Santa sosteniendo un plato con rosas
La joven santa, representada con rotunda frontalidad en figura de tres cuartos, sobre un fondo de sabor mediterráneo en el que se ve un cielo con grandes nubes amarillentas, enmarcado entre una columna y unos cipreses, se libra del anonimato genérico gracias al atributo del plato con rosas que sostiene en la mano derecha, ofreciéndoselo casi al espectador. Este objeto puede relacionarse al menos con la santa y mártir Dorotea de Capadocia (aunque, de ser ésta, en realidad tendría que llevar manzanas además de rosas) y, si pasamos por alto la impropia riqueza del atuendo, con joyas que adornan el peinado y los hombros de la modelo, con la ermitaña Rosalía, que suele aparecer con el Niño Jesús entregándole una corona de rosas.
En cualquier caso, tal como lo han puesto de manifiesto los restauradores Ubaldo Sedano y Juan Alberto Soler Miret, la actual representación iconográfica es fruto de una modificación en el transcurso de la ejecución, puesto que el lienzo ha revelado algunos arrepentimientos que inducen a pensar que originalmente el tema del cuadro debió de ser bien distinto. A simple vista (con luz rasante), todavía se advierte la presencia, en la mano izquierda, de la palma del martirio, oculta tras un repinte del manto rojo y de la base en sombra de la columna. Por consiguiente parece justificado suponer que en el platito se hallara inicialmente el atributo característico de santa Lucía, es decir los ojos, que ésta presenta sobre una bandeja. Tal vez la exigencia de suprimir tan macabra simbología indujera posteriormente al artista a convertir los ojos en las menudas rositas que hoy vemos.
Evidentemente impregnada del estilo de la última época de Francesco Solimena, principal protagonista del escenario napolitano postgiordanesco, es decir entre 1680 y aproximadamente hacia 1750 (¿cómo no recordar la figura alegórica de la Paz de la decoración del Palacio Real del Pardo en Madrid, con Himeneo, Hércules y las Virtudes Conyugales?), la obra se ha atribuido a uno de los múltiples discípulos de este artista, Jacopo Cestaro, activo en las décadas centrales del siglo XVIII.
No obstante, al autor de estas líneas no le convence plenamente la opción de Cestaro entre el polifónico elenco de seguidores de Solimena; y ello en particular por la inexpresividad iconográfica, propia de una representación en serie, que le ha tocado en suerte al rostro de la muchacha y que hace que ésta no soporte la comparación con las apasionadas heroínas del mejor Cestaro (Cleopatra, Roma, antiguamente en la Colección Sestieri; Cleopatra, Nápoles, Capodimonte), aunque tal vez pueda estar más directamente relacionada con la supuesta producción juvenil del artista, hacia 1735-1740, correspondiente a la serie de lienzos enviados a la iglesia de la Inmaculada de Fuscaldo.
Este infantilismo intemporal, siguiendo al pie de la letra las normas de una Gramática Imperial plenamente setencientista, se vislumbra igualmente en otros pasajes de la obra de Cestaro (me refiero en particular a la muchedumbre que aparece en primer término en la Presentación de la Virgen en el templo y, en su conjunto, a la Circuncisión, ambas pertenecientes al ciclo de Fuscaldo), pero no sé hasta qué punto estos cuadros pueden sugerir una supuesta homologación con la Santa que aquí se comenta.
No obstante, aun considerando válida la hipótesis de la paternidad originalmente atribuida a la obra (sin pretender empeñarse a toda costa en una afirmación alternativa), merece la pena tener en cuenta, de entre el ejército de simpatizantes de Solimena, al menos los nombres de Lorenzo de Caro y de Giuseppe Bonito.
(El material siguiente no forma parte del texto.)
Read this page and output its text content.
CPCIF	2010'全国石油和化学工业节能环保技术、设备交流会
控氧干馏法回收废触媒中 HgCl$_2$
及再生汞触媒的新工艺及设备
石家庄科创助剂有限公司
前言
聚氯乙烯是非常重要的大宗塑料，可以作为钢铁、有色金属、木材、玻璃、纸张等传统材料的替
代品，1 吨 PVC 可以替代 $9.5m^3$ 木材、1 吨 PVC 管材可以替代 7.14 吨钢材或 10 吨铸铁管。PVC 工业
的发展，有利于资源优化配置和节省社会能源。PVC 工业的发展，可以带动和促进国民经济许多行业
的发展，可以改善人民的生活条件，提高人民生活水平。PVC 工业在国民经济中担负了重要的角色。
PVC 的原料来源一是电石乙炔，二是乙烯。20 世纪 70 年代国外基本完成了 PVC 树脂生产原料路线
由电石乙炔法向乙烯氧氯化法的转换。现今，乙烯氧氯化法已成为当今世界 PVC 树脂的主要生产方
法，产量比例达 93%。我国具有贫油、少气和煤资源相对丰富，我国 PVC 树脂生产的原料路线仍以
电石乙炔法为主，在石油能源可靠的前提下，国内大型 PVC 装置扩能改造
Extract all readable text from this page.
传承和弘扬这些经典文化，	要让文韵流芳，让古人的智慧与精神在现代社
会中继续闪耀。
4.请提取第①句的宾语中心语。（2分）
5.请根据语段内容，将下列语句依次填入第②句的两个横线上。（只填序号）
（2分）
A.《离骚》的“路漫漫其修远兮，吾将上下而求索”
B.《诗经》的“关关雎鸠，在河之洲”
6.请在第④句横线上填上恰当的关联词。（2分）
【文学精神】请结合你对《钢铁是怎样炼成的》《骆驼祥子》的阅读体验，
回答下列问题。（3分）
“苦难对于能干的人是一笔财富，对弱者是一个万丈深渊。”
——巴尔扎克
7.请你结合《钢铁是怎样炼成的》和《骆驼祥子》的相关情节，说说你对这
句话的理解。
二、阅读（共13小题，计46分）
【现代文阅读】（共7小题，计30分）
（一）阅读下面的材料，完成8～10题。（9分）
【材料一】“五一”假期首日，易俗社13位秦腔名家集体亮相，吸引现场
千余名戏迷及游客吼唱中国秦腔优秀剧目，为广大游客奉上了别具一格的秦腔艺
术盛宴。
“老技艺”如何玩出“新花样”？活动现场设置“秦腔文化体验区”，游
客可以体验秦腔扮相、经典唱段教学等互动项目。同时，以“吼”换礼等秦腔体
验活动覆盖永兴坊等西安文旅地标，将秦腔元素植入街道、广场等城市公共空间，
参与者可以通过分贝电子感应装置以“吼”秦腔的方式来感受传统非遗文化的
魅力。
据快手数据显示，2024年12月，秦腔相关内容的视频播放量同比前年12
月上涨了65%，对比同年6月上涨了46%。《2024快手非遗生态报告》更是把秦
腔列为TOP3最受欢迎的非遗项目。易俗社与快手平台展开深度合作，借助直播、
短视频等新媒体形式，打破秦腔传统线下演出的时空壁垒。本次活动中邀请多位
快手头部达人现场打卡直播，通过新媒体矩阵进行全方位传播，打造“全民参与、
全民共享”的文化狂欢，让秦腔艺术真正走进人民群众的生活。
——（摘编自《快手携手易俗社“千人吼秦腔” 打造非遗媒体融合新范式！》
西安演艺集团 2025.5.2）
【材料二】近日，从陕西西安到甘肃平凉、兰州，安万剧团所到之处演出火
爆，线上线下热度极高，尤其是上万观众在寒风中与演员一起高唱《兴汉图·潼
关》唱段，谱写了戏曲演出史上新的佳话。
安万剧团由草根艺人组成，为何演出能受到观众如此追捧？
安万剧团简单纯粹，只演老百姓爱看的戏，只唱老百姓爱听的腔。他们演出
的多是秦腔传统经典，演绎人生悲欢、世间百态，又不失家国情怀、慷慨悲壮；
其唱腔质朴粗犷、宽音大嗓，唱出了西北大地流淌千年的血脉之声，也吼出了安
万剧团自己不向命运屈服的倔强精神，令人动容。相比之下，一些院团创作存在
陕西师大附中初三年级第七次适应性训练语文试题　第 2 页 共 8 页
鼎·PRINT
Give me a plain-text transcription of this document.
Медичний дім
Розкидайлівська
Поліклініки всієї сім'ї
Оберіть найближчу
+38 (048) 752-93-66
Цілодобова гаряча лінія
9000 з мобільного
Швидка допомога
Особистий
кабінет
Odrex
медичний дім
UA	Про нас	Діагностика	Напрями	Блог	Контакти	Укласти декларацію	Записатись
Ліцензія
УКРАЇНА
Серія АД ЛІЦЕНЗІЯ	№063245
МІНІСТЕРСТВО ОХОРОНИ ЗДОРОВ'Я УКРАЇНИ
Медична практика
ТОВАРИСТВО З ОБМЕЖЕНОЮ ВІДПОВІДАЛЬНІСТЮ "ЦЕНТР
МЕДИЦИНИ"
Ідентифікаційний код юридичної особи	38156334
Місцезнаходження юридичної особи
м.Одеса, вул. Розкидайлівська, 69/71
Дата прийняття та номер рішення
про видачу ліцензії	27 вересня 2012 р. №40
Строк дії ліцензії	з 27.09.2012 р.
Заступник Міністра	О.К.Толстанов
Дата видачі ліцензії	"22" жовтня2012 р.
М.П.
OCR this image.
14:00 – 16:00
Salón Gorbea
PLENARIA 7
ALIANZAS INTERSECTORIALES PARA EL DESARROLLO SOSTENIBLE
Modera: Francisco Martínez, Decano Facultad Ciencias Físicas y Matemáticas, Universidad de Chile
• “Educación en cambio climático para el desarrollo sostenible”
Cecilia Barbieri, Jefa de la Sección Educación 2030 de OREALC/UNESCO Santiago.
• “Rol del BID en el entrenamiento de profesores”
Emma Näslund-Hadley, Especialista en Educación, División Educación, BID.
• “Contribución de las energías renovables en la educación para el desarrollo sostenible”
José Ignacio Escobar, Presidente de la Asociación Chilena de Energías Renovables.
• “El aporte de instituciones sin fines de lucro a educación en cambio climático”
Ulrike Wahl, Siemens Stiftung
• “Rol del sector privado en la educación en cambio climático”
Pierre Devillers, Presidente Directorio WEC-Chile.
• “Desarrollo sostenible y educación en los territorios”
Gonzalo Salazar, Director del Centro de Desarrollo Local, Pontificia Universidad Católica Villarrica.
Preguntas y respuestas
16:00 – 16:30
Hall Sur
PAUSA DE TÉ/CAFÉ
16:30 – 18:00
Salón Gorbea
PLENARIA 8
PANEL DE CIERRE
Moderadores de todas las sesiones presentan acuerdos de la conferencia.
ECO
En el San Pedro de Alcántara confesando a santa Teresa (Nápoles, San Felipe y Santiago) del primero, el rostro del santo, aunque de piel más trémula y mortificada, ofrece al menos un paradigma de rotundidad inexpresiva no exento de afinidades formales -en cualquier caso una carnación «del natural» frente a una mera oleografía- con la refinada máscara de la santa que aquí se expone.
Mucho más convincente resulta la coincidencia estilística que presentan algunos elementos de la obra de Giuseppe Bonito; así, tal vez la lozana campesina que posa para la Alegoría del otoño de la colección Santangelo de Nápoles, cuya mirada tiene una estereotipada fijeza, casi idéntica a la de nuestra mártir, cuyos labios apretados aluden a los distintos modos de dar o de darse.